Missions, Sheepshead Southwest face


Let's go ski that one!  Photo: Ned Gall
I was able to take advantage of a triple boost of stable snow, a solid partner, and the furlough to ski Sheepshead in the Missions.  I was doubtful that the weather would be good enough, but Ned was keen to have a look, so we headed out at a casual 9:30 after day care drop off. We parked low on the road, but there was plenty of time to ski the peak if conditions allowed.  It took two hours of climbing to surmount the inversion, but once we did we were in a warm, clear, happy world.
Approaching the trailhead below the inversion.
A preliminary look at the face indicated it was in great shape, but the state of the exit gully was an unknown.  I wanted to assess stability in the chute, so we traversed off the summit ridge and climbed the ski run directly, which necessitated a very long and somewhat exposed traverse.  A quick pit coupled with other signs of stability had us confident in stability on this very exposed ski objective.  It is a long grind, but we made steady progress on the climb, switching a few times between booting and steep skinning, and were on the summit about 4.5 hours after leaving the car.  My optimistic planning brain had kicked around the possibility of skiing a second run, but we didn't really have time to.  We both agreed to keep it at one run, but it was going to be one heck of a one-and-done tour.
Ned, booting...
...and skinning on the climb.
The ski run was amazing.  The snow was firm and smooth, and we took our time leapfrogging down the massive face.  We were not able to ski the exit couloir, but had brought crampons and an axe as a backup, and were able to downclimb with a reasonable margin of safety.  The skate across the lakes was quick and fun, and the trail was slow like it normally is.  We made it back to the car about 30 minutes after dark, safe and happy.  I had a fabulous day. Thanks to Leah for letting me stay out late and have this remarkable experience. 
Skiing off Sheepshead, just below the summit. Photo: Ned Gall
Ned skiing on Sheepshead, about half way down the face.
Downclimbing.  Non-trivial but safe.  Thin snow over ice, super glad to have spikes.
Thoughts
In my opinion, this is one of the most iconic lines in the area, with great skiing, but the exposure over cliffs and dubious exit make it too dangerous to be a classic.  Still very much worth doing, with a careful eye on conditions.
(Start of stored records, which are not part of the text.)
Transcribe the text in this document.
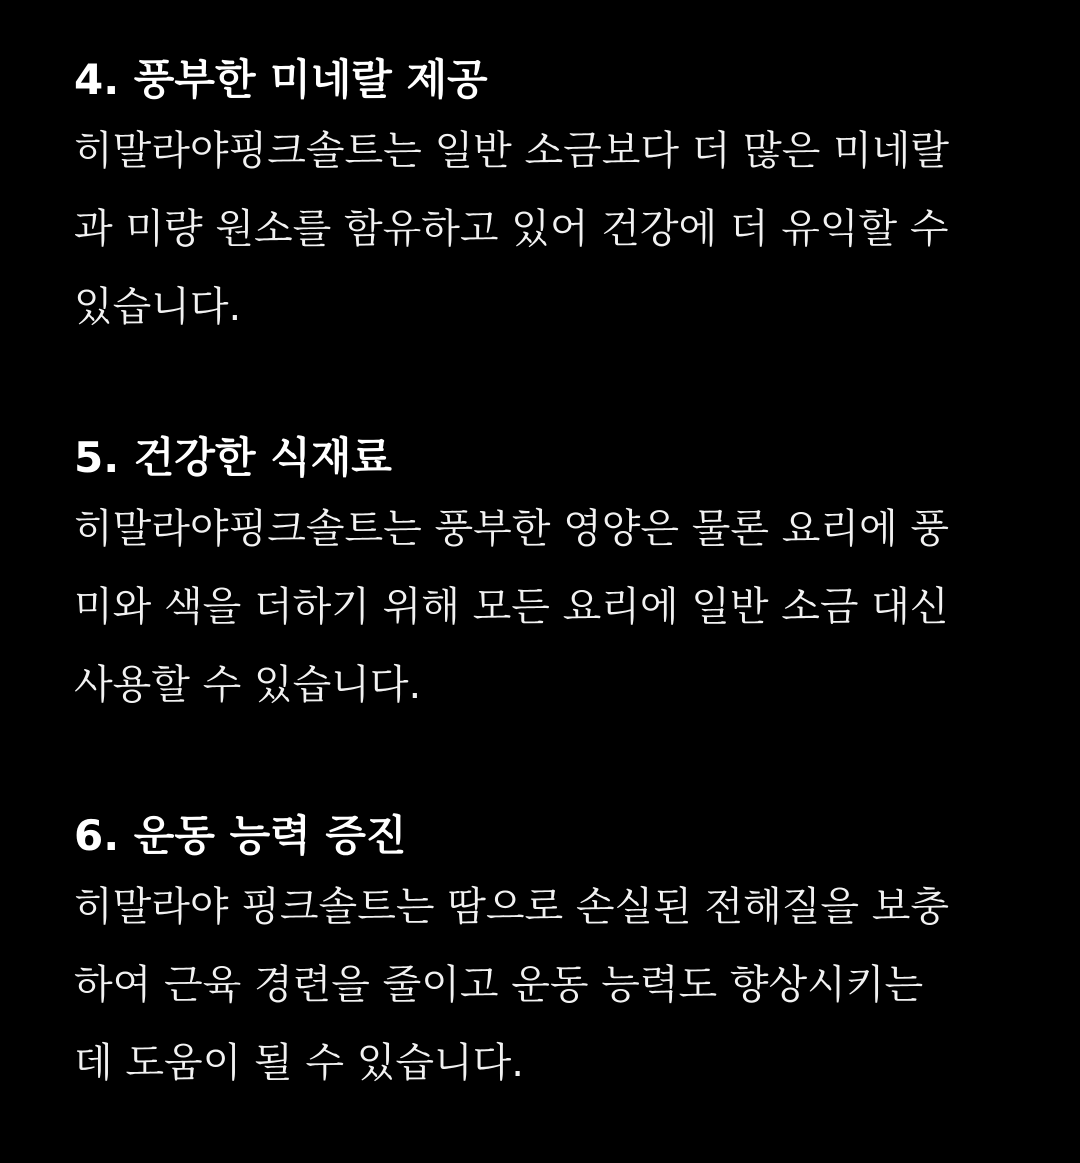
4. 풍부한 미네랄 제공

히말라야핑크솔트는 일반 소금보다 더 많은 미네랄
과 미량 원소를 함유하고 있어 건강에 더 유익할 수
있습니다.

5. 건강한 식재료

히말라야핑크솔트는 풍부한 영양은 물론 요리에 풍
미와 색을 더하기 위해 모든 요리에 일반 소금 대신
사용할 수 있습니다.

6. 운동 능력 증진

히말라야 핑크솔트는 땀으로 손실된 전해질을 보충
하여 근육 경련을 줄이고 운동 능력도 향상시키는
데 도움이 될 수 있습니다.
With over 4,000 vertical feet of drop, and a coverage crux at the bottom, finding good conditions is challenging, especially in spring.  I kind of think the best way to do it is in winter when the lower mountain has good skiing and the lakes are frozen, but preferably with enough snow to ski the exit.

Ned is getting after it this winter, skiing a ton and exploring where prudent.  Be like Ned.

Ben Brunsvold skied this in 2008 or 2009.  Perhaps the first ski descent? I would love to hear of anyone skiing it earlier.

I really should spend more time in the Missions figuring out the litany of slightly smaller but still very much worthy ski lines on the lower peaks.  I need to go back and ski Sheepshead's moderate looker's left gully.  I also need to spend two or three days exploring around Kakashe, and am running out of excuses to make an attempt on the Soneielem couloir.